Remember, LuLu, my pink bike? About three years ago my
husband gave her to me for my sixtieth birthday. He wanted to get me an iPad. I
asked for a bike instead. Since Gary’s death I haven’t had the heart to ride
her much. This summer was a hard one. I barely rode LuLu. I didn’t water my
flowerbeds not even once (thank goodness we had a lot of rain). My potting shed
became a catch-all of random tools and extension cords and what-not. Sadly I
didn’t plant one new flower. These were things I loved to do. Mourning takes so
much energy and causes a thousand little deaths.
But, here’s the deal: This morning I decided I’m going to act myself into a better way of feeling.
Gary and I subscribed to that philosophy throughout our life together. Just
because you don’t feel like doing
something, doesn’t mean you shouldn’t do it. Okay, I’m sad. I may be sad
forever. But I’ve decided it’s time not to act sad. If I act like I’m not sad,
by playing with my grandchildren, taking my pup, Atticus, for a walk, or riding
my pink bike, then one day, just maybe, possibly, I’ll wake one morning and
actually not be sad. See, act yourself into a bettering way of feeling.
My Bible
reading this morning was Psalms 3:3 I should quit being surprised when I
randomly turn to a passage and it seems like it was written that morning just
for me.
“But You, O, Lord, are
a shield about me, my glory, and the lifter of my head. I cried aloud to the
Lord, and He answered me from His Holy Place. I laid down and slept; I woke again,
for the Lord sustained me. I will not be afraid...”
Mourning has a component of fear to it. When you lose
someone you love, you fear you will never feel normal again. You fear you will
never smile again. You fear that you will become invisible and eventually
become just a smudge on a window. You fear you’ll forget what joy feels like. Yes,
there is so much to fear about being left alone without a hand to hold. But you
know what? Every night for the last year I’ve gone to sleep and every morning I
have awakened unharmed. Mourning has not killed me. It has not run off my
children and grandchildren. My friends still surround me. My mom still loves
me. A sunrise still takes my breath away.
Okay, it snowed four inches last night, so I guess LuLu will
have to snuggle up in the garage for a little while yet. And, I don’t feel like turkey, dressing and pumpkin pie, or remembering what all I should be thankful
for. But, I’m going to do it anyway. I’m going to bake a pie, smash some
potatoes, make cranberry sauce and as we watch the Macy’s Thanksgiving Parade,
I am going to teach my granddaughters how to make napkin rings for our
Thanksgiving table. And one day, hopefully, sooner than later, I’ll enjoy those
things again.
“I cried aloud... and
He answered me... He sustained me. I will not be afraid...”
I will act grateful.
Happy Thanksgiving, dear ones.
dc
3 comments:
Deb, I tried to leave a comment using my iPhone and lost it. I love your insights, while I'm so sorry that I'm having to get them at your expense. I have recommended your blog to so many who have suffered the loss of a soul mate. Choosing to act is powerful. It's what our Lord did because of the joy set before him, knowing he would be reunited with his Father one day. You have made a good choice. May you journey well.
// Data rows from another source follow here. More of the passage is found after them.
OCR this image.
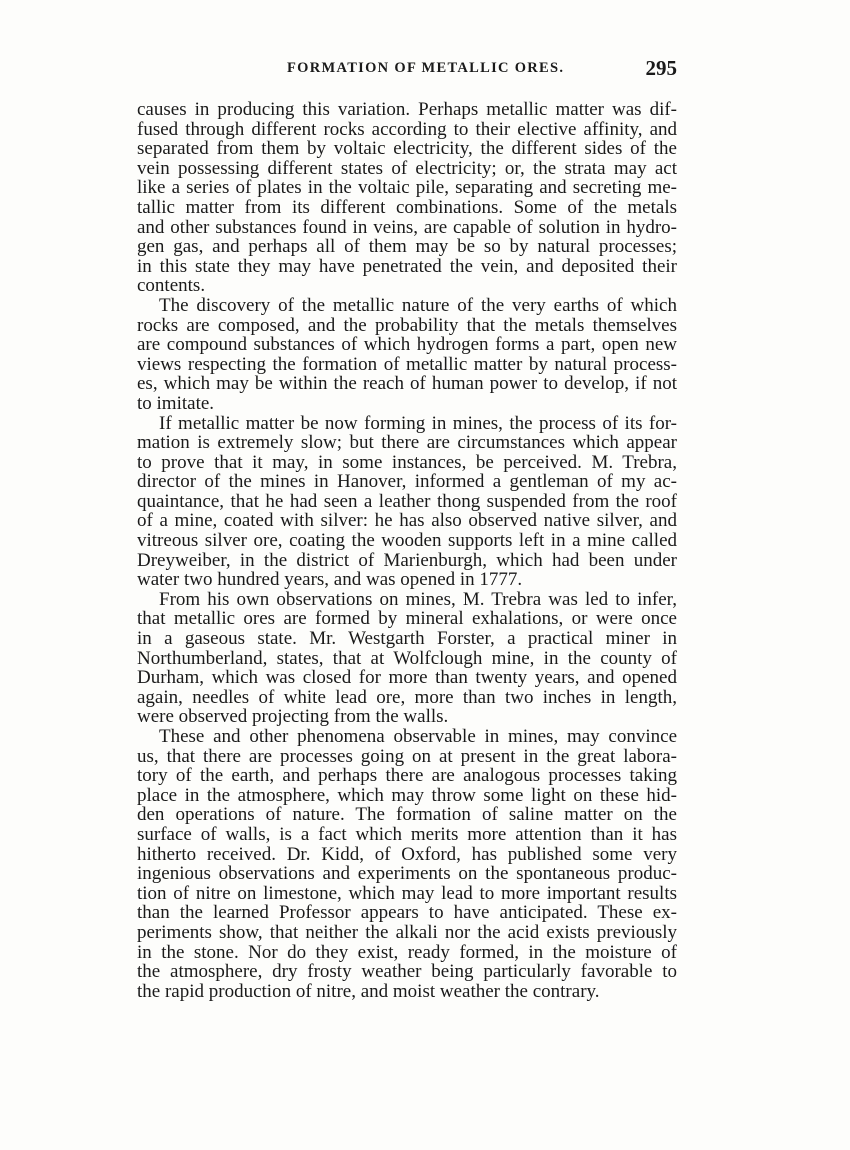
FORMATION OF METALLIC ORES.	295
causes in producing this variation. Perhaps metallic matter was dif-
fused through different rocks according to their elective affinity, and
separated from them by voltaic electricity, the different sides of the
vein possessing different states of electricity; or, the strata may act
like a series of plates in the voltaic pile, separating and secreting me-
tallic matter from its different combinations. Some of the metals
and other substances found in veins, are capable of solution in hydro-
gen gas, and perhaps all of them may be so by natural processes;
in this state they may have penetrated the vein, and deposited their
contents.
The discovery of the metallic nature of the very earths of which
rocks are composed, and the probability that the metals themselves
are compound substances of which hydrogen forms a part, open new
views respecting the formation of metallic matter by natural process-
es, which may be within the reach of human power to develop, if not
to imitate.
If metallic matter be now forming in mines, the process of its for-
mation is extremely slow; but there are circumstances which appear
to prove that it may, in some instances, be perceived. M. Trebra,
director of the mines in Hanover, informed a gentleman of my ac-
quaintance, that he had seen a leather thong suspended from the roof
of a mine, coated with silver: he has also observed native silver, and
vitreous silver ore, coating the wooden supports left in a mine called
Dreyweiber, in the district of Marienburgh, which had been under
water two hundred years, and was opened in 1777.
From his own observations on mines, M. Trebra was led to infer,
that metallic ores are formed by mineral exhalations, or were once
in a gaseous state. Mr. Westgarth Forster, a practical miner in
Northumberland, states, that at Wolfclough mine, in the county of
Durham, which was closed for more than twenty years, and opened
again, needles of white lead ore, more than two inches in length,
were observed projecting from the walls.
These and other phenomena observable in mines, may convince
us, that there are processes going on at present in the great labora-
tory of the earth, and perhaps there are analogous processes taking
place in the atmosphere, which may throw some light on these hid-
den operations of nature. The formation of saline matter on the
surface of walls, is a fact which merits more attention than it has
hitherto received. Dr. Kidd, of Oxford, has published some very
ingenious observations and experiments on the spontaneous produc-
tion of nitre on limestone, which may lead to more important results
than the learned Professor appears to have anticipated. These ex-
periments show, that neither the alkali nor the acid exists previously
in the stone. Nor do they exist, ready formed, in the moisture of
the atmosphere, dry frosty weather being particularly favorable to
the rapid production of nitre, and moist weather the contrary.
Deb, l am so glad you are at this point. It is an on going journey you just do it. Making the decision to do things when you would rather curl up and hide away is a big step in healing. I say all this Ito tell you that after 4 years I had a melt down the other day anyway. It just happens sometimes. Your journey buddy pat
Thank you Cathy and Pat for your comments and encouragement.Pat, I continue to pray for both of us as we navigate this life without our guys. May God continue to make His Presence known.